У моей мамы — такие же резкие развороты. Она может быстро куда-то идти, не останавливаясь, не оборачиваясь, и меня понукает: «Ну, быстрее!» и ещё за руку меня тянет. И кажется — сейчас мама взлетит. В своё небо. Как лис. А она вдруг останавливается и не двигается — минуту, две. И я её не спрашиваю, почему это она так. Знаю — бесполезно. А её словно током отшарашивает от места, на котором она стоит. И мама хватает меня за руку, и мы опять идём — часто в другую сторону.

Потом я заметила лисопадность в Энни. Я — длинная, Энни — очень маленькая, и я за ней еле поспеваю. Хотя мы никуда не опаздываем — так, идём в наше «знаковое» место — «Пюссель». То есть «Пюссироху кельдер»{2} Выпить шерри-бренди — вместо уёбищной методики или педагогики. У Аньки — огромные шаги. И глаза Петра Первого — именно такие, мечущие молнии — страшно даже. И шаги его. «Маленький Пётр Первый» — так я её и называю, и Энни это нравится. Вдруг Энни будто заклинивает. Кажется, что её намертво приворотило к асфальту — чугунными шурупами, и щас прилетит орёл — тоже чугунный и начнёт ей клевать печень. Анька не глядит ни на кого, ни на что. Она вообще не здесь. Мимо спешат наши однокурсницы на лекцию, окликают нас. Энни не отзывается. Потом — как проворот, как хруст сустава: «Ну, пошли!» И мы идём в «Пюссель».

У меня в детстве был ещё один лис — капюшон, отороченный лисьим мехом. Я с ним разговаривала — не с капюшоном, а с мехом, то есть лисом. Я носила его зимой, и мне нравилось смотреть, как он индевеет, а потом вдруг оттаивает. Остановлюсь по дороге в му-зыкалку и говорю ему: «Мой лис». Потом чуть громче: «Мой — лис!» Лис обернулся вокруг моего лица и всё слышит. Он ест иней. А те, осенние лисы, наверно, ухряли жрать небо.

Я и сейчас иду-иду, а потом резко останавливаюсь. Не потому что устала, а будто приученная мамой и Анькой.

Надо остановиться. А потом развернуться — так, чтоб воздух взвизгнул — и идти дальше. Или не идти. Но развернуться надо. И провернуться в воздухе. И щёлкнуть, как сустав.

Щёлкнуть, как лис в воздухе. Сплит лис.

3.

Город Рыбинск. Старухи играют в карты. Их лица я не запомнила, только руки. Большие, страшные, коричневые. И как эти руки сдвигают столбики монет, и тусклые глаза тоже сдвигают, и карты задубевшие, как руки.

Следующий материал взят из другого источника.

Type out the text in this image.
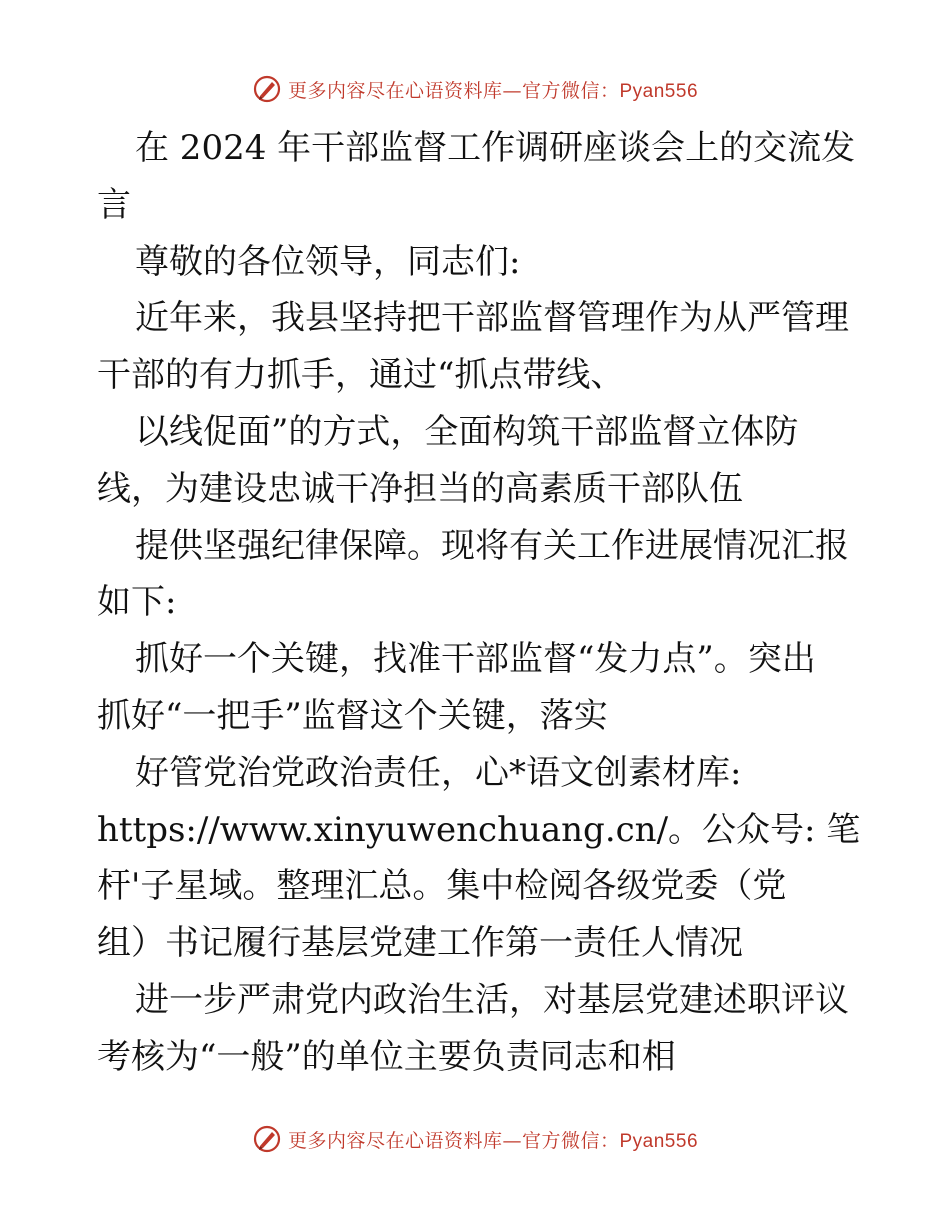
更多内容尽在心语资料库—官方微信：Pyan556
在 2024 年干部监督工作调研座谈会上的交流发
言
尊敬的各位领导，同志们:
近年来，我县坚持把干部监督管理作为从严管理
干部的有力抓手，通过“抓点带线、
以线促面”的方式，全面构筑干部监督立体防
线，为建设忠诚干净担当的高素质干部队伍
提供坚强纪律保障。现将有关工作进展情况汇报
如下:
抓好一个关键，找准干部监督“发力点”。突出
抓好“一把手”监督这个关键，落实
好管党治党政治责任，心*语文创素材库:
https://www.xinyuwenchuang.cn/。公众号: 笔
杆'子星域。整理汇总。集中检阅各级党委（党
组）书记履行基层党建工作第一责任人情况
进一步严肃党内政治生活，对基层党建述职评议
考核为“一般”的单位主要负责同志和相
更多内容尽在心语资料库—官方微信：Pyan556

Если картами щёлкнуть по носу, вот так — хрясь! — то от носа останется одна дырка. Но старухи не бьют друг другу носы, просто пререкаются: «Ты што ж это в мои карты заглядываешь, матушка? В свои смотри! Ишь, какая!»

В квартирах брежневских старух всё было твёрдо, жёстко, несгибаемо. Настенные ковры. Напольные ковры. Серванты. Фотографии внуков в пластмассовых шариках и ракетах. Гравюра на дереве «Девушка с травинкой». У девушки волосы подстрижены, как у мамы в шестнадцать лет, то есть в 1960-м. Бюсты — обычно Пушкина и Чайковского, гипсовые. Фарфор, похожий на цемент: мужичок-с-ноготок в нагольном тулупе и с нагольным лицом, девочка-обрубок с мишкой-обрубком. Или поизящнее: бело-золотая балерина в шпагате.

В таких квартирах всегда был физалис — оранжевые фонарики. Мне хочется сдавить их. Но я боюсь — вдруг ещё руки пораню. они только кажутся хрупкими, фонарики — Бог знает, какие они на самом деле. Ещё были бессмертники и искусственные цветы. Будто бы специально пыль собирать.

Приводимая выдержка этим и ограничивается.